Asif Ashraf, director of the Bangladesh Garment Manufacturers and Exporters Association (BGMEA), who was also present at the meeting, described it as an ambitious target in the current economic reality.
"The global apparel market is shrinking. On the other hand, the target given to us is to bring in 20% to 25% of our business from other exporting countries. It is not an easy task in the present reality," he told TBS.
"There is a shortage of gas and electricity in the country, and there are problems relating to customs and ports. If a conducive environment is not ensured by solving these problems, it is not possible to achieve this goal of export," he added.
Mohammad Hatem, executive president of the Bangladesh Knitwear Manufacturers and Exporters Association, who also attended the meeting, said it is possible to export more than the target set by the government.
"But there are some 'ifs and buts'. If these issues are not resolved, there is a possibility that the current fiscal year's exports will decrease by 10%," he said.
He said the main obstacle to achieving the export target is a gas and electricity shortage. The government has raised the price of gas from Tk16 to Tk30, promising to provide uninterrupted supply.
"But there is no uninterrupted supply of gas. If the supply of gas and electricity is not ensured, industrial production will decrease, and so will exports," he added.
Mohammad Hatem said the procedure for releasing cash assistance should be simplified. Cash assistance should be given against the amount of export earnings repatriated directly.
He further said, "Even though there is no VAT on the export goods, exporters are fed up with the tyranny of NBR officials. Such harassment must stop."
He said due to minor mistakes in the HS code, imported goods are stuck at customs for two to three months. Port demurrage has to be paid. This is causing losses for businesses. This kind of situation needs to change.
Stating that there is an opportunity to increase exports in the international market, Hatem said due to the decrease in China's exports to Western countries, including the United States, a gap is being created on the supply side, which there is no one to fill.
"As a result, export orders will increase. If uninterrupted gas, electricity, and other facilities are ensured at this time, it will be possible to export more than the target," he continued.

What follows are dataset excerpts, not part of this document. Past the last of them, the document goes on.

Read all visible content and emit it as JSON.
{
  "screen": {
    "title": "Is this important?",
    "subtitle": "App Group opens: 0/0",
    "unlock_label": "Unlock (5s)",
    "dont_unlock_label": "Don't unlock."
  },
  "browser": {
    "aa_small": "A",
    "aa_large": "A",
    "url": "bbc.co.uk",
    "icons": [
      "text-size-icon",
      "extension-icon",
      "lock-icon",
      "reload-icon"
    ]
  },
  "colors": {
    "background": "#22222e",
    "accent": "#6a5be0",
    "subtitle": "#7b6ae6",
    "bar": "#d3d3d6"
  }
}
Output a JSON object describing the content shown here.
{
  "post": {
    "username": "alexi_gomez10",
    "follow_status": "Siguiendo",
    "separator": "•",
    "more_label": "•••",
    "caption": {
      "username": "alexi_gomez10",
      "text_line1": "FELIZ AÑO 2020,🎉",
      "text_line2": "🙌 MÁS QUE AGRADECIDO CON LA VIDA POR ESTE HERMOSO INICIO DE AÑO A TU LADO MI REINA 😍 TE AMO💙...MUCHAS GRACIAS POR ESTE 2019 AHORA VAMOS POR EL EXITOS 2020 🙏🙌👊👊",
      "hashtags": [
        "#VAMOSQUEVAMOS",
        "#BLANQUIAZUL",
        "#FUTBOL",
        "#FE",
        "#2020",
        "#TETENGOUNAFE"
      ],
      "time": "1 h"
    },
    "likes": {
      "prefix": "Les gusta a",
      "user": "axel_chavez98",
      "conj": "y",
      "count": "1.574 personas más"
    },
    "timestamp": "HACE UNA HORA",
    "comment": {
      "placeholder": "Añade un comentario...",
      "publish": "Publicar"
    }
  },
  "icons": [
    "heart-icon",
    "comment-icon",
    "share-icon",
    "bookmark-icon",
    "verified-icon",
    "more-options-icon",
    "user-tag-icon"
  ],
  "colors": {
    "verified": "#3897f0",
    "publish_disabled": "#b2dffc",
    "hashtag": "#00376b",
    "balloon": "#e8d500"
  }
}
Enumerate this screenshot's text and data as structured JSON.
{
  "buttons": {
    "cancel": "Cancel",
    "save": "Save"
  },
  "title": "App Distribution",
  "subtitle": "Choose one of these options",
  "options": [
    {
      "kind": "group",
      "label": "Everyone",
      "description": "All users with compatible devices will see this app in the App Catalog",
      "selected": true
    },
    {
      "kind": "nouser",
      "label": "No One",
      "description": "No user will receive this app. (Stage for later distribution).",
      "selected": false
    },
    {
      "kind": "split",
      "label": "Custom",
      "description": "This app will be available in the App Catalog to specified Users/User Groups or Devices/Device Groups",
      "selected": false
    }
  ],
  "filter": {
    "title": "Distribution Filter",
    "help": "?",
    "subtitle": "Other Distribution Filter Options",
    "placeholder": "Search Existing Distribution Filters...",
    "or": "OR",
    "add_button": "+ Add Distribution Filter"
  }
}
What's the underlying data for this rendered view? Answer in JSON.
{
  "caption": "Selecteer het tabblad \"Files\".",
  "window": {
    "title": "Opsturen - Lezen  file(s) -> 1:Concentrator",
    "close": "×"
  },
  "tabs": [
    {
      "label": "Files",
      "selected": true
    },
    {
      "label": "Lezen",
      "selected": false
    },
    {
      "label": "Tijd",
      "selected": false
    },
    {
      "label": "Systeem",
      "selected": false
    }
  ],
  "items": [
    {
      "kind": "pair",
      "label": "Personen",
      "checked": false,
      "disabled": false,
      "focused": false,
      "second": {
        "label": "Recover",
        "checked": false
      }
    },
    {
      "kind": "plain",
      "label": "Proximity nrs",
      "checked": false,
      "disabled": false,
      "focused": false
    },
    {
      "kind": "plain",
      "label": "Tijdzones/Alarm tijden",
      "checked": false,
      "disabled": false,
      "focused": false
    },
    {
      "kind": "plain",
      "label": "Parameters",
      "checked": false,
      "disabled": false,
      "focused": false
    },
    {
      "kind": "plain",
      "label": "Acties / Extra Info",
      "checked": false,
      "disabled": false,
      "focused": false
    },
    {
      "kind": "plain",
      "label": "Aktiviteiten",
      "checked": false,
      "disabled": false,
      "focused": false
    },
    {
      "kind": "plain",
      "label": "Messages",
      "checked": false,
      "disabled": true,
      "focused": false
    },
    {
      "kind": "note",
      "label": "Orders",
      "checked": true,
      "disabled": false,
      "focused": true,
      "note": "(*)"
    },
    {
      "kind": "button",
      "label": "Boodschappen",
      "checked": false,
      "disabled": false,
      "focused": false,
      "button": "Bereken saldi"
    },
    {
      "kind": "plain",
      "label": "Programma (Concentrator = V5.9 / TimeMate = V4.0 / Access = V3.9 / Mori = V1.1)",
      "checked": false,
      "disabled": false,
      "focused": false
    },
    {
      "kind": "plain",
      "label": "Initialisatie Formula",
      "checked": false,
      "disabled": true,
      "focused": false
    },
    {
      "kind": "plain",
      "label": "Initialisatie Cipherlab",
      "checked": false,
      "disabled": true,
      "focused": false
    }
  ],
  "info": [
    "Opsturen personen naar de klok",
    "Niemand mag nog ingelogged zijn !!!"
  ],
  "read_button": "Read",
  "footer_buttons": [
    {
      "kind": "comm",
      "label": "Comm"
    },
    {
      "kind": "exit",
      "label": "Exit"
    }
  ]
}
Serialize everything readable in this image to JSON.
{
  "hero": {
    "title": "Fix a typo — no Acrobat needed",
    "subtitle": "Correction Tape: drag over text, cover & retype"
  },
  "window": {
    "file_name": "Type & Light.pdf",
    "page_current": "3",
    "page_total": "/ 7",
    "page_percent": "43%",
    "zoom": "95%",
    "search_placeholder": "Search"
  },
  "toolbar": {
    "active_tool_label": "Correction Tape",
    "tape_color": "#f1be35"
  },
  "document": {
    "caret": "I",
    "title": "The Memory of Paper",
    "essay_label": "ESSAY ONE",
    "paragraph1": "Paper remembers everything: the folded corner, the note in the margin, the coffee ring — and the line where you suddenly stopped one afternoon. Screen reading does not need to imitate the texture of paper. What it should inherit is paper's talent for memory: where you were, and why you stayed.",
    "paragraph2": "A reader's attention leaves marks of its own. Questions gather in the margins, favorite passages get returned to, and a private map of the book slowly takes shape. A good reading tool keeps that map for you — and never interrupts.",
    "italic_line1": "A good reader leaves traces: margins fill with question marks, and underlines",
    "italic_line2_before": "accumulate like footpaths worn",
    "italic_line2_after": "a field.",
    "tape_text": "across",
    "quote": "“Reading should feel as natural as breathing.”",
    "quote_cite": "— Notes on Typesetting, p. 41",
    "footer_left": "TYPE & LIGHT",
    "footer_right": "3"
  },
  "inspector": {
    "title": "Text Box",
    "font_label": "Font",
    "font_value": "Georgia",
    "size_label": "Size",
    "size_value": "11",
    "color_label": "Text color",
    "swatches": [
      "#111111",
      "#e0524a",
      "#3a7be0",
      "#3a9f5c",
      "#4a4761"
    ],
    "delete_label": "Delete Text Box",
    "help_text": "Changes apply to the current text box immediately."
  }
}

The commerce ministry said a number of issues have been analysed in determining the export target. Among them are the export target and export earnings of the last two fiscal years, along with the growth trend achieved in the recent fiscal years, cash assistance and policy support given by the government for product and market expansion and diversification, recent trends in world trade, and the impact of the Ukraine war on the domestic and global economies, it said.
The commerce minister said various organisations have predicted positive growth in most economies in South Asia by the end of this year. If this forecast is correct, then the GDP growth in Bangladesh will be 6.8%.
Taking into account the forecasts of various international trade organisations so far, the ongoing global slowdown will begin to end by the end of the year, and the world economy will return to growth next year. As a result, the demand of buyers in the main export markets of Bangladesh will increase, he hoped.
Considering the ongoing global and domestic economic situation, MA Razzaque, chairman of the Research and Policy Integration for Development, believes that expecting more than 11% growth in exports is a bit ambitious.
Setting ambitious goals is not a bad thing, he said. "But achieving this will depend on overcoming the dollar crisis. If the dollar crisis is addressed, the gas and power situation will also improve."
The economist said the global economy is recovering much slower than expected. Besides, importance should be given to ensuring that there is no political unrest in Bangladesh for a long time around the upcoming elections.